Note: This is an archived entry that’s over two years old. While I have ensured that all photos are restored, some links may no longer work. If you encounter any dead links, let me know and I’ll try to find a copy of the material.
Thanks to all my friends and readers for their patience as I’ve dealt with a major computer meltdown here. My machine is now in the shop for diagnostics and (hopefully) repairs, and until I get it back in working order, my online sessions will be somewhat limited and curtailed, as I’m borrowing computers from friends and relatives who don’t have my files and software in place.
Fortunately, though, I can still share links and photos, and will do so whenever the opportunity presents itself. Sydney Theatre Company’s production of Les Liaisons Dangereuses by Christopher Hampton continues to draw sellout crowds and new rave reviews. I’ll post a selection of the latest bunch below, but first I’ll alert you that there’s a great slideshow of new and previously seen photos from the play over on Australian Stage Online. All photos (including the pair below) are by Brett Boardman.

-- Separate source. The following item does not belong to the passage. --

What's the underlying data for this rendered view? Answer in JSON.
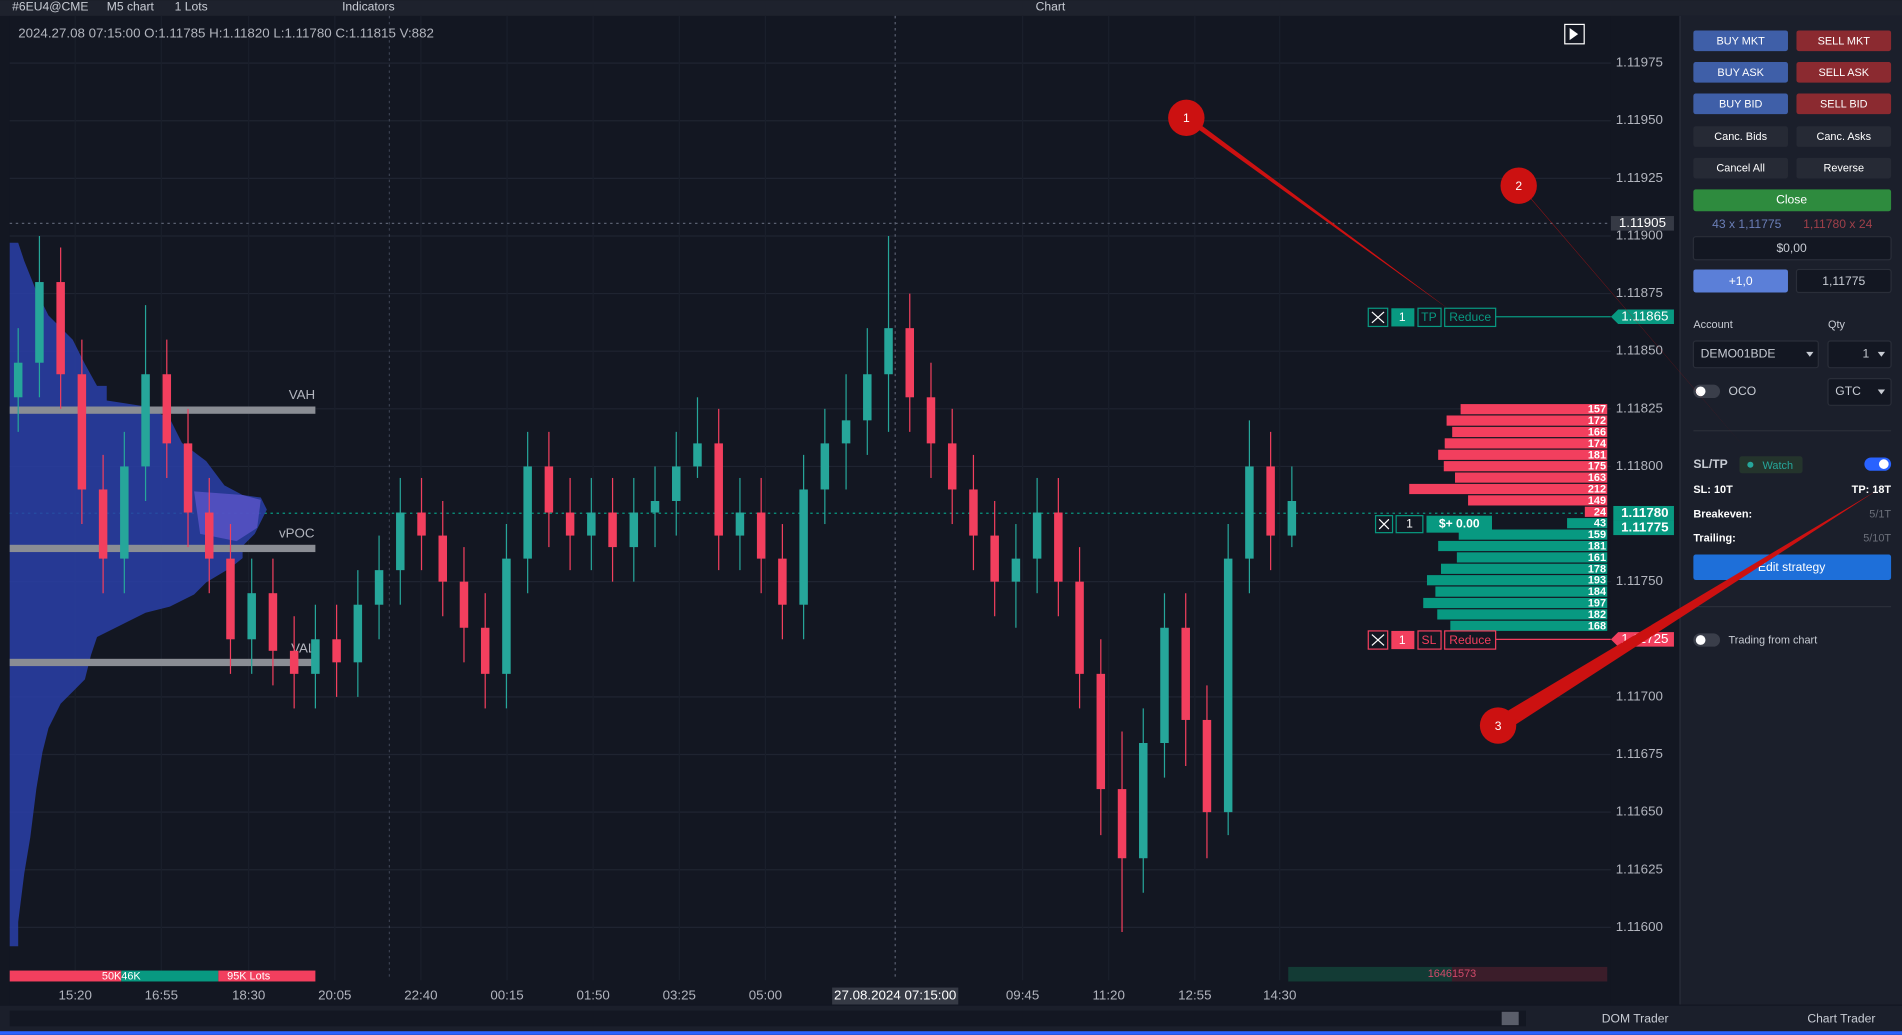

Time Out Sydney: “”The play’s most extravagant warrior/player is the rake Valmont (Hugo Weaving), who is the sexual equivalent of a guerilla. But the master strategist is his ex-lover Merteuil (Pamela Rabe), who plays her cards very close to her breasts. The young lovers they manipulate like pawns, under the guise of assistance and training, are the novice Cécile (Geraldine Hakewill) and the space cadet Danceny (James Mackay)… The small semi-circular theatre of Wharf 1 helps build intimacy (perhaps even complicity) with the audience; a larger venue would have returned more revenue but at an artistic loss… The twin necessities of translating from page to stage and from French to English proved a fertile mother of invention; Hampton invented a remarkable language with the complex syntax of 18th century French over a contemporary vocabulary from our present age of international English. The text combines the wit of Wilde for its comedy and the bite of Albee for its tragedy. In the mouth of a mediocre actor such long sentences could be confusing and cumbersome; in the deep and perfectly modulated voices of Rabe and Weaving they are a delight to hear and a pleasure to interpret.”
Justine Clarke with Hugo Weaving (in mirror)
ArtsHub: ” “With his fabulous cast and excellent creative team, director Sam Strong brings us a magnificent production – fluid, almost conematic – that enthralls, horrifies and has you on the edge of your seat. De Laclos’ book, upon which Hampton’s play is based, was first published in 1782. The play, full of ironic, almost Wildean wit, was written in 1985… Pamela Rabe as the ruthless Marquise is magnificent, thrillingly cruel and powerful, elegant and poised in her silver bobbed hair. As the satyr-like and charming but aging rake, the Vicomte, Hugo Weaving is superb: hypnotic and devilishly desirable, an aristocratic Don Juan…. Only rarely are you able to see such an intricate, multi-layered production featuring such fine acting from the entire ensemble.”
PagesDigital: “I’m partial to negative reviews. Purges the body and all that. Unfortunately, Sydney Theatre Company’s Les Liaisans Dangereuses gives me nothing to work with. The play, which was penned by Christopher Hampton in 1984, and is based on the 18th century scratchings of Choderlos de Laclos, is disappointingly brilliant and troublingly good. It is a lavish and engaging exploration of the libertine excess of pre-revolutionary France, performed by an unobligingly incredible cast that includes the likes of Hugo Weaving, Pamela Rabe and Heather Mitchell…. Hugo Weaving has been well cast as the plays philandering, scheming, misogynist Viscomte de Valmont. His performance delivers much of the energy, charm and humour of the production. His accomplice, played by Pamela Rabe, is similarly striking as the caustic and manipulative Marquise de Merteuil…. Hampton’s script is witty, honest and fresh, blending a modern accessible style with 18th century syntax. The stage is similarly well put together with the entirety of the drama unfolding within a single room of the house. This, and the theatre’s limited seating, make for an intimate setting.Les Liaisons Dangereuses will be showing at Sydney Theatre Company’s wharf theatre until 9 June 2012.Get involved.” (Wonderfully cheeky, and further proof Australian critics don’t just hand out accolades.) 😉
Finally, there’s a bit more about Hugo’s Best Supporting Actor win at the Film Critics’ Circle of Australia Awards at Screen Daily.